Any board that is interested in effectively controlling and directing its company must pay close attention to corruption risks, and respond by mitigating exposure in various ways. As already stated, there is no one size fits all to good corporate governance, but boards can mitigate risks by paying attention to the following broad areas:
Regulatory compliance: Ensuring that a company is fully compliant with regulatory prescripts is the first step towards mitigating against corruption risks. While regulatory compliance will not cover all of the required bases, it will certainly ensure that a company does not fall foul of the law. There are various regulatory instruments, that are in themselves, designed to combat corruption and fraud such as the Financial Intelligence Centre Act 38 of 2001. Ensuring strict compliance with such an act (if the company in question is an ‘accountable institution’) will ensure that a company: has a record of exactly which clients it is serving, avoids penalties and other sanctions applicable, if found to be non-compliant; and is able to mitigate against reputational harm by cooperating with law enforcement as and when required.

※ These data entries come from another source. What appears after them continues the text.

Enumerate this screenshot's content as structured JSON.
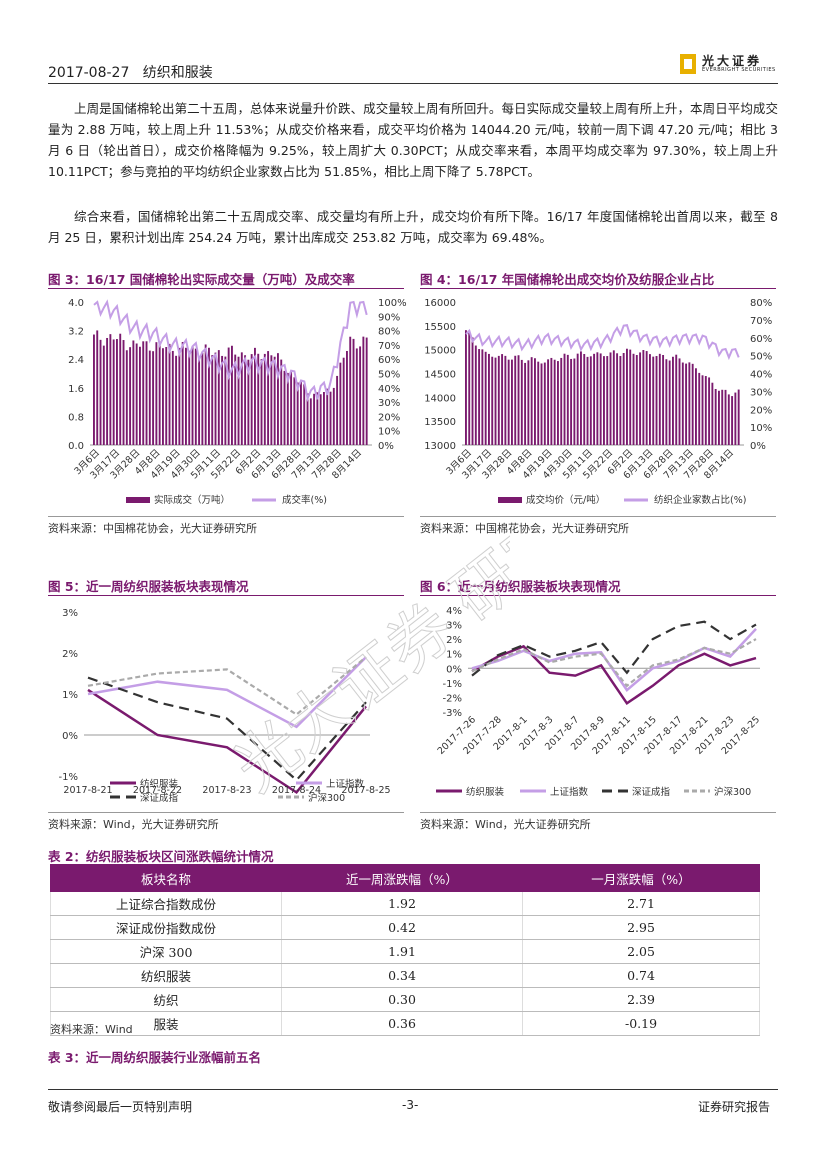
{
  "header": {
    "date": "2017-08-27",
    "title": "纺织和服装",
    "logo_cn": "光大证券",
    "logo_en": "EVERBRIGHT SECURITIES"
  },
  "paragraphs": [
    "上周是国储棉轮出第二十五周，总体来说量升价跌、成交量较上周有所回升。每日实际成交量较上周有所上升，本周日平均成交量为 2.88 万吨，较上周上升 11.53%；从成交价格来看，成交平均价格为 14044.20 元/吨，较前一周下调 47.20 元/吨；相比 3 月 6 日（轮出首日），成交价格降幅为 9.25%，较上周扩大 0.30PCT；从成交率来看，本周平均成交率为 97.30%，较上周上升 10.11PCT；参与竞拍的平均纺织企业家数占比为 51.85%，相比上周下降了 5.78PCT。",
    "综合来看，国储棉轮出第二十五周成交率、成交量均有所上升，成交均价有所下降。16/17 年度国储棉轮出首周以来，截至 8 月 25 日，累积计划出库 254.24 万吨，累计出库成交 253.82 万吨，成交率为 69.48%。"
  ],
  "figures": {
    "fig3_title": "图 3：16/17 国储棉轮出实际成交量（万吨）及成交率",
    "fig4_title": "图 4：16/17 年国储棉轮出成交均价及纺服企业占比",
    "fig5_title": "图 5：近一周纺织服装板块表现情况",
    "fig6_title": "图 6：近一月纺织服装板块表现情况",
    "src_cotton": "资料来源：中国棉花协会，光大证券研究所",
    "src_wind": "资料来源：Wind，光大证券研究所"
  },
  "colors": {
    "purple": "#7a1a6e",
    "lilac": "#c49ee6",
    "dark": "#333333",
    "gray": "#aaaaaa"
  },
  "chart_data": [
    {
      "id": "fig3",
      "type": "bar+line",
      "categories": [
        "3月6日",
        "3月17日",
        "3月28日",
        "4月8日",
        "4月19日",
        "4月30日",
        "5月11日",
        "5月22日",
        "6月2日",
        "6月13日",
        "6月28日",
        "7月13日",
        "7月28日",
        "8月14日"
      ],
      "left_ticks": [
        "4.0",
        "3.2",
        "2.4",
        "1.6",
        "0.8",
        "0.0"
      ],
      "right_ticks": [
        "100%",
        "90%",
        "80%",
        "70%",
        "60%",
        "50%",
        "40%",
        "30%",
        "20%",
        "10%",
        "0%"
      ],
      "ylim_left": [
        0,
        4.0
      ],
      "ylim_right": [
        0,
        100
      ],
      "series": [
        {
          "name": "实际成交（万吨）",
          "axis": "left",
          "values": [
            3.0,
            3.0,
            2.8,
            2.8,
            2.7,
            2.7,
            2.6,
            2.6,
            2.5,
            2.6,
            2.0,
            1.4,
            1.5,
            2.9
          ]
        },
        {
          "name": "成交率(%)",
          "axis": "right",
          "values": [
            98,
            94,
            82,
            78,
            70,
            68,
            60,
            52,
            58,
            56,
            50,
            36,
            42,
            97
          ]
        }
      ]
    },
    {
      "id": "fig4",
      "type": "bar+line",
      "categories": [
        "3月6日",
        "3月17日",
        "3月28日",
        "4月8日",
        "4月19日",
        "4月30日",
        "5月11日",
        "5月22日",
        "6月2日",
        "6月13日",
        "6月28日",
        "7月13日",
        "7月28日",
        "8月14日"
      ],
      "left_ticks": [
        "16000",
        "15500",
        "15000",
        "14500",
        "14000",
        "13500",
        "13000"
      ],
      "right_ticks": [
        "80%",
        "70%",
        "60%",
        "50%",
        "40%",
        "30%",
        "20%",
        "10%",
        "0%"
      ],
      "ylim_left": [
        13000,
        16000
      ],
      "ylim_right": [
        0,
        80
      ],
      "series": [
        {
          "name": "成交均价（元/吨）",
          "axis": "left",
          "values": [
            15400,
            14900,
            14850,
            14800,
            14750,
            14850,
            14900,
            14900,
            14950,
            14950,
            14850,
            14800,
            14500,
            14100
          ]
        },
        {
          "name": "纺织企业家数占比(%)",
          "axis": "right",
          "values": [
            62,
            58,
            58,
            56,
            60,
            58,
            56,
            58,
            66,
            60,
            58,
            60,
            60,
            52
          ]
        }
      ]
    },
    {
      "id": "fig5",
      "type": "line",
      "categories": [
        "2017-8-21",
        "2017-8-22",
        "2017-8-23",
        "2017-8-24",
        "2017-8-25"
      ],
      "ticks": [
        "3%",
        "2%",
        "1%",
        "0%",
        "-1%"
      ],
      "ylim": [
        -1,
        3
      ],
      "series": [
        {
          "name": "纺织服装",
          "values": [
            1.1,
            0.0,
            -0.3,
            -1.4,
            0.7
          ]
        },
        {
          "name": "上证指数",
          "values": [
            1.0,
            1.3,
            1.1,
            0.2,
            1.9
          ]
        },
        {
          "name": "深证成指",
          "values": [
            1.4,
            0.8,
            0.4,
            -1.1,
            0.8
          ]
        },
        {
          "name": "沪深300",
          "values": [
            1.2,
            1.5,
            1.6,
            0.5,
            1.9
          ]
        }
      ]
    },
    {
      "id": "fig6",
      "type": "line",
      "categories": [
        "2017-7-26",
        "2017-7-28",
        "2017-8-1",
        "2017-8-3",
        "2017-8-7",
        "2017-8-9",
        "2017-8-11",
        "2017-8-15",
        "2017-8-17",
        "2017-8-21",
        "2017-8-23",
        "2017-8-25"
      ],
      "ticks": [
        "4%",
        "3%",
        "2%",
        "1%",
        "0%",
        "-1%",
        "-2%",
        "-3%"
      ],
      "ylim": [
        -3,
        4
      ],
      "series": [
        {
          "name": "纺织服装",
          "values": [
            -0.2,
            0.8,
            1.5,
            -0.3,
            -0.5,
            0.2,
            -2.4,
            -1.2,
            0.2,
            1.0,
            0.2,
            0.7
          ]
        },
        {
          "name": "上证指数",
          "values": [
            0.0,
            0.5,
            1.2,
            0.5,
            1.0,
            1.1,
            -1.5,
            0.0,
            0.5,
            1.4,
            0.8,
            2.7
          ]
        },
        {
          "name": "深证成指",
          "values": [
            -0.5,
            0.9,
            1.6,
            0.8,
            1.2,
            1.8,
            -0.3,
            2.0,
            2.9,
            3.2,
            2.0,
            3.0
          ]
        },
        {
          "name": "沪深300",
          "values": [
            -0.2,
            0.6,
            1.3,
            0.4,
            0.8,
            1.0,
            -1.2,
            0.2,
            0.6,
            1.4,
            1.0,
            2.0
          ]
        }
      ]
    }
  ],
  "table2": {
    "title": "表 2：纺织服装板块区间涨跌幅统计情况",
    "headers": [
      "板块名称",
      "近一周涨跌幅（%）",
      "一月涨跌幅（%）"
    ],
    "rows": [
      [
        "上证综合指数成份",
        "1.92",
        "2.71"
      ],
      [
        "深证成份指数成份",
        "0.42",
        "2.95"
      ],
      [
        "沪深 300",
        "1.91",
        "2.05"
      ],
      [
        "纺织服装",
        "0.34",
        "0.74"
      ],
      [
        "纺织",
        "0.30",
        "2.39"
      ],
      [
        "服装",
        "0.36",
        "-0.19"
      ]
    ],
    "source": "资料来源：Wind"
  },
  "table3_title": "表 3：近一周纺织服装行业涨幅前五名",
  "footer": {
    "left": "敬请参阅最后一页特别声明",
    "page": "-3-",
    "right": "证券研究报告"
  },
  "watermark": "光大证券 研究"
}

Internal policies and procedures: Policies and procedures are an easy way to ensure that the standard of conduct expected of all employees are clearly set out in an accessible form. They also go a long way in regulating employee conduct, which can be a huge factor when it comes to corruption risks. Companies should consider having policies that are specifically aimed at mitigating corruption risks such as: a gifts and donations policy, a procurement policy, financial policies and procedures and a whistle-blower protection policy, to name a few. Having such policies in place will help a company act swiftly when employees fall foul of the expected standard of conduct, and can also save it from reputational harm. By way of example, the Protected Disclosures Act 26 of 2000, is designed to protect whistle-blowers that may disclose information regarding unlawful or irregular conduct by their employers or other employees or workers. Alive to the many challenges that whistle-blowers may encounter in trying to expose corruption or other forms of impropriety, the Act protects employees who report impropriety to various bodies outside of the company, including the media, in certain instances. Having a clear whistle-blower protection policy, that creates a safe space for the disclosure of impropriety can go a long way in protecting not only the whistle-blower but the company, which will be able to deal with the reported conduct appropriately.

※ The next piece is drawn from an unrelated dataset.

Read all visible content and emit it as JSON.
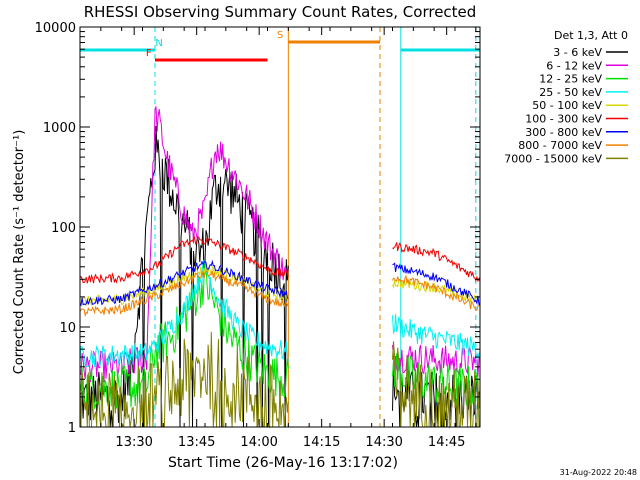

Risk Assessments and due diligence: Boards can also mitigate against corruption risks by constantly assessing areas of vulnerability and exposure. Such areas include third party relationships, employees, clients, industry within which the company operates and internal compliance to existing policies and procedures . Having a good handle on what is happening within and outside the company can assist the company is preventing, detecting and remedying instances of corruption that may occur swiftly and appropriately. If the past two years have taught those in the business world anything, it is that companies do not know what they do not know. It is therefore imperative to take adequate steps to be informed at all relevant times.
Building and sustaining an ethical culture: This can take the form of enunciating the company’s values and aligning them with a strong stance against corruption and unethical behaviour. It is also important that board members, prescribed officers and senior employees within the company make firm commitments to act ethically, honestly and transparently at all times. Senior employees and board members can also act this out by regularly declaring personal financial interests and conflicts when they arise. As the adage goes- a fish rots from the head, therefor holding those in leadership within the company accountable to such commitments, will have a tremendous impact on other staff members.